Statistical Shape and Density Modeling of Clinical Image Data, 18-R8039Printer Friendly Version
Inclusive Dates: 03/02/09 07/02/09
Background - The problem of increased risk of skeletal fractures caused by bone-mass loss in aging or disease is a major clinical problem. Although the mechanisms related to the increased risk of fracture are not well understood, animal studies have shown that it is likely that different combinations of bone shape and density distribution in humans can lead to similar bone strengths. In consideration of bones as structures, it is expected that combinations of geometry, material properties, and the distribution of material properties will lead to variations in the structural response to loading, bone strength and the potential of fracture in an individual bone.
Approach - The objective of this project was to apply SwRI-developed statistical shape and density modeling methods (developed under a previous project) to a subset (40 patient datasets: 20 suffered a femur fracture and 20 have not suffered a femur fracture within the follow-up period) of baseline clinical image data to identify trait combination variables (e.g., eigenvalues or principal components) that differentiate patients who have fractured from those who have not fractured.

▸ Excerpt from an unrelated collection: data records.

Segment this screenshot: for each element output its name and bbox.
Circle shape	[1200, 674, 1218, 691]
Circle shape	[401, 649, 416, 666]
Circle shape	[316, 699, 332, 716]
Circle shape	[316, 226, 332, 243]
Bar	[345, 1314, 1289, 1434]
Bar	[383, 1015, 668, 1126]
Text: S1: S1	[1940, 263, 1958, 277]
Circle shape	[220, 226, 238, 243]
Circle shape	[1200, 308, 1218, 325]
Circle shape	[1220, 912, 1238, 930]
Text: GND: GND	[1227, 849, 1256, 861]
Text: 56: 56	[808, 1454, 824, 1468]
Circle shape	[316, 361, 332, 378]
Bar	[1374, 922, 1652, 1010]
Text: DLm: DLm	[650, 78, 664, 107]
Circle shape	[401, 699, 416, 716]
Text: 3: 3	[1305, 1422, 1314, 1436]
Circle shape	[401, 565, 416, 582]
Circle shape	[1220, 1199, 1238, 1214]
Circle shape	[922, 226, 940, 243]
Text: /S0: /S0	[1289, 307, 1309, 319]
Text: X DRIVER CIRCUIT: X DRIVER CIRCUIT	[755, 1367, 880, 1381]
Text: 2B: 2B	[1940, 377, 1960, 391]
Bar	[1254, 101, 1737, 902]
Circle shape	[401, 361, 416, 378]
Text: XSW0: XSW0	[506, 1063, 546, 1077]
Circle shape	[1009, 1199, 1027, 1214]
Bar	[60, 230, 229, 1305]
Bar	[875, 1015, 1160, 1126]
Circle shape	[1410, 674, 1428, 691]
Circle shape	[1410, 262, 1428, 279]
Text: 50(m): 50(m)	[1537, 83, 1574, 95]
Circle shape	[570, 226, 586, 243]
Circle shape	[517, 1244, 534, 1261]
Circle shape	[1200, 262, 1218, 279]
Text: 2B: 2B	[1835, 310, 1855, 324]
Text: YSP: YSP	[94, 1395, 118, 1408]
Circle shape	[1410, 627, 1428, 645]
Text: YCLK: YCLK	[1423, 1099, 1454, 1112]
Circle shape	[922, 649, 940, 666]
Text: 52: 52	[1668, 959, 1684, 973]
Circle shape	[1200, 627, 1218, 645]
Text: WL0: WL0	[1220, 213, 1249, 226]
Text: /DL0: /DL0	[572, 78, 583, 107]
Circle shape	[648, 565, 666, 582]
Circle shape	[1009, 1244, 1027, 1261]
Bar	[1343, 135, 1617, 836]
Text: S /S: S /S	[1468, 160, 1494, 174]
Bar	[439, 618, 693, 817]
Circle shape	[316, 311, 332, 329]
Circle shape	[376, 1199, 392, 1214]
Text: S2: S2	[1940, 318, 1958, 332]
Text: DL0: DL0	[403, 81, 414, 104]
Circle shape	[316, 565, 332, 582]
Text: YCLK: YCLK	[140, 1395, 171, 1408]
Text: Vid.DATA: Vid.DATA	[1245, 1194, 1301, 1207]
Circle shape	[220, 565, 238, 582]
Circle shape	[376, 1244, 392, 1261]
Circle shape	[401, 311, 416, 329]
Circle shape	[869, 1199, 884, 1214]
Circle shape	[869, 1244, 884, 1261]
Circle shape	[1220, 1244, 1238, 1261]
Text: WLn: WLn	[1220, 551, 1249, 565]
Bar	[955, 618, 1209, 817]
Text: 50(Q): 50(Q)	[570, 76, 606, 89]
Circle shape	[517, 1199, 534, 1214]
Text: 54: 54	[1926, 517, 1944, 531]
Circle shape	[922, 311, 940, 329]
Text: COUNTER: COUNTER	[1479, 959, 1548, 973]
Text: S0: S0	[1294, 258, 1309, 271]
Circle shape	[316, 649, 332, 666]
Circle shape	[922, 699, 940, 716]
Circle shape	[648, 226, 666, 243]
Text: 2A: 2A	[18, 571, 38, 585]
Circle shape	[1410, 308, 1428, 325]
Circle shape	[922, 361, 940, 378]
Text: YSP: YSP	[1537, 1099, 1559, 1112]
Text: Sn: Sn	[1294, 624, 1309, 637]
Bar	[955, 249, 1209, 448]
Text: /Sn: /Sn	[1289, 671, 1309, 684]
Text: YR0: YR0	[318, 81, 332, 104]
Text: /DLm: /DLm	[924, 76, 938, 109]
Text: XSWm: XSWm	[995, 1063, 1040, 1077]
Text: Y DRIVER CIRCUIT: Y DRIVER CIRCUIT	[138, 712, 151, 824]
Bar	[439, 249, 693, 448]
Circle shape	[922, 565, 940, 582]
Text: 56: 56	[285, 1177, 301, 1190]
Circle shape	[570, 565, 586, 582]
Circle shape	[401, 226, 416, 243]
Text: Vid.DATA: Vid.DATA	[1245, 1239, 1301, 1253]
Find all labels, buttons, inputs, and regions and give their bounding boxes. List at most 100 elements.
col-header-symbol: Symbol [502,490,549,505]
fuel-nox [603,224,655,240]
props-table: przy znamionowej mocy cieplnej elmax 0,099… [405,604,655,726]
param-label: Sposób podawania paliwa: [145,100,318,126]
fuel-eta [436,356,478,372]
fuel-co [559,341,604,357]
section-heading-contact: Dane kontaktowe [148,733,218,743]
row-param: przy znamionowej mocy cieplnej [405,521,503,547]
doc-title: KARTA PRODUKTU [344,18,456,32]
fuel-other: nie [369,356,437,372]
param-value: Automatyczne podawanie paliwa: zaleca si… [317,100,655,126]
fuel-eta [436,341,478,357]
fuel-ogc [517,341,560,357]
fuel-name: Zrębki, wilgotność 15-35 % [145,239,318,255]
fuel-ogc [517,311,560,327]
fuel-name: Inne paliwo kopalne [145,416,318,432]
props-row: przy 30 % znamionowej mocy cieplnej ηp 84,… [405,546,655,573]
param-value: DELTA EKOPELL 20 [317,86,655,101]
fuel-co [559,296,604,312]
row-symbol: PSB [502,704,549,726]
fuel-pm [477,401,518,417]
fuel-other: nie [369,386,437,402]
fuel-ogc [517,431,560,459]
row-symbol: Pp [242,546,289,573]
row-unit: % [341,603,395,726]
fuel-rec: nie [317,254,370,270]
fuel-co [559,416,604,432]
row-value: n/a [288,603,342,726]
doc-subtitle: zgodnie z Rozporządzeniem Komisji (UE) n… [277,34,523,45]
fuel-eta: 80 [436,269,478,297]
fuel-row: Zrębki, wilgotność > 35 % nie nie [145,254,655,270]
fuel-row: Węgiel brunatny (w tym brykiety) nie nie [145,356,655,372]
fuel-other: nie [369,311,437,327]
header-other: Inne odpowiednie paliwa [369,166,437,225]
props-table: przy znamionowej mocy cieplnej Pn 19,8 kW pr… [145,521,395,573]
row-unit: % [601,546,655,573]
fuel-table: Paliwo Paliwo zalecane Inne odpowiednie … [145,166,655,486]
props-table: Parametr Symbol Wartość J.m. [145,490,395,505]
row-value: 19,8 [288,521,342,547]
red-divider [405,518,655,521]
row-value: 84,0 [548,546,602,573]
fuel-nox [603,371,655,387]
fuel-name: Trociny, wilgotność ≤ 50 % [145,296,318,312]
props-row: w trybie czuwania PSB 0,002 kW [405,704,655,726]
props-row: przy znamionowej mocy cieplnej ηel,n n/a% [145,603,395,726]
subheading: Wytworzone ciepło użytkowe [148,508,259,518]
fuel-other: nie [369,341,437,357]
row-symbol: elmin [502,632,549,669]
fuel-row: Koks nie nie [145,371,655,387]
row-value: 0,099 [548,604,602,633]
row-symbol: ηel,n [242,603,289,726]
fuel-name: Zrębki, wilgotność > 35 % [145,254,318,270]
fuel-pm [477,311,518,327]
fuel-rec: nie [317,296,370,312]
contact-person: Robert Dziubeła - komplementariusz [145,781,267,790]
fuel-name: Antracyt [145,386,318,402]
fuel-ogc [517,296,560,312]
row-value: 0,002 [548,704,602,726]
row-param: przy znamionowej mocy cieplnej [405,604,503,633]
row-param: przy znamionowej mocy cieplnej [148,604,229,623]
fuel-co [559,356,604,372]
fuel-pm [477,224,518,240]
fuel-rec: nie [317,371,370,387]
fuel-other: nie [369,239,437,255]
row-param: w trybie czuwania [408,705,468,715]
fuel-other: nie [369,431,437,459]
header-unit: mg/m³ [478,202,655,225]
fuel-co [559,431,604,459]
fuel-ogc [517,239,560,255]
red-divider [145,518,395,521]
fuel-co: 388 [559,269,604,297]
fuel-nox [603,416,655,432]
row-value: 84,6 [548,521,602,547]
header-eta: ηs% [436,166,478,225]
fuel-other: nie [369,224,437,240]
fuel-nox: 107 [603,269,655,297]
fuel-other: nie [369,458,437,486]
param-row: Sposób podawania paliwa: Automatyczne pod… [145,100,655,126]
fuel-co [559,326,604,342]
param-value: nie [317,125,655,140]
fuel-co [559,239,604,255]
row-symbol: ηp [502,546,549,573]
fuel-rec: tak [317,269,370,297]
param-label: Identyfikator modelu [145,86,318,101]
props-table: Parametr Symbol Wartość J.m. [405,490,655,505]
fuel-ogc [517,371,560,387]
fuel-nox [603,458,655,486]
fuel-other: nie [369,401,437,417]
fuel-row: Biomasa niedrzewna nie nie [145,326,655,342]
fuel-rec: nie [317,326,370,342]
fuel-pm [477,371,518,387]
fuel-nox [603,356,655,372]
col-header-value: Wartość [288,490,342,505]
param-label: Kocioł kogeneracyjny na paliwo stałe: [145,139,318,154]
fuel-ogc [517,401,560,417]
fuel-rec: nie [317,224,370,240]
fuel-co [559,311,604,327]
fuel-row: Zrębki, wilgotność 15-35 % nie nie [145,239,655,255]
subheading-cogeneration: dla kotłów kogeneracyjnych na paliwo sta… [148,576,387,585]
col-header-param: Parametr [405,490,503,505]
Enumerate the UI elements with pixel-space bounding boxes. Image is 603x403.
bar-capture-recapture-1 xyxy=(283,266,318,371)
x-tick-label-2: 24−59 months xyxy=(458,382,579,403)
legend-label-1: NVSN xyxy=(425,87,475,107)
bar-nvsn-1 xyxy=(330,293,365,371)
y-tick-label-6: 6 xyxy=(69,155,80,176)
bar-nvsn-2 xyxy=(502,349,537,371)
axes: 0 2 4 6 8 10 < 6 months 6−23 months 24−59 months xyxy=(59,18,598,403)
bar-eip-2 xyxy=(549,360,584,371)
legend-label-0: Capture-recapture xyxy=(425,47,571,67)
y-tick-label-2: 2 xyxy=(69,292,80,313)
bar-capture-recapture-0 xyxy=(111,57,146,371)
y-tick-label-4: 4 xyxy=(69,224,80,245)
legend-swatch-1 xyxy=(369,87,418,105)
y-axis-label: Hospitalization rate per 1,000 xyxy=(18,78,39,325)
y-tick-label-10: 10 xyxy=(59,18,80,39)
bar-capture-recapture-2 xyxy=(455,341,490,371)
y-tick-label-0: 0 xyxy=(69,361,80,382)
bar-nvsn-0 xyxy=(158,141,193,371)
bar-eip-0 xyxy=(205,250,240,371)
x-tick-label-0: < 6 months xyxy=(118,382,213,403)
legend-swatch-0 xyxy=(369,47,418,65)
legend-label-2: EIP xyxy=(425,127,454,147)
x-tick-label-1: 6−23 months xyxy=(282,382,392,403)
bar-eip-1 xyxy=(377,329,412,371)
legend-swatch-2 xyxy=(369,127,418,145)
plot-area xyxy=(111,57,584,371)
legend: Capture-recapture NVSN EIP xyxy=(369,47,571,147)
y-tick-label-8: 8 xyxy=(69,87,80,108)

Accomplishments - The results of this application of statistical shape and density modeling methods to a clinical data set suggest that combinations of high fidelity trait combination variables describe inherent combinations of bone traits that may lead to different mechanisms of fracture (and prevention of fracture). In three specific cases of comparison between a clinical participant with a femur fracture and a clinical participant without a femur fracture, trait combination variables formed using SSDM methods were able to distinguish between the bone that suffered a fracture and the bone that did not. In these comparisons, trait combination variables were able to predict the bone with increased likelihood of fracture when a bone mass density, strength, and load-to-strength did not perform as well.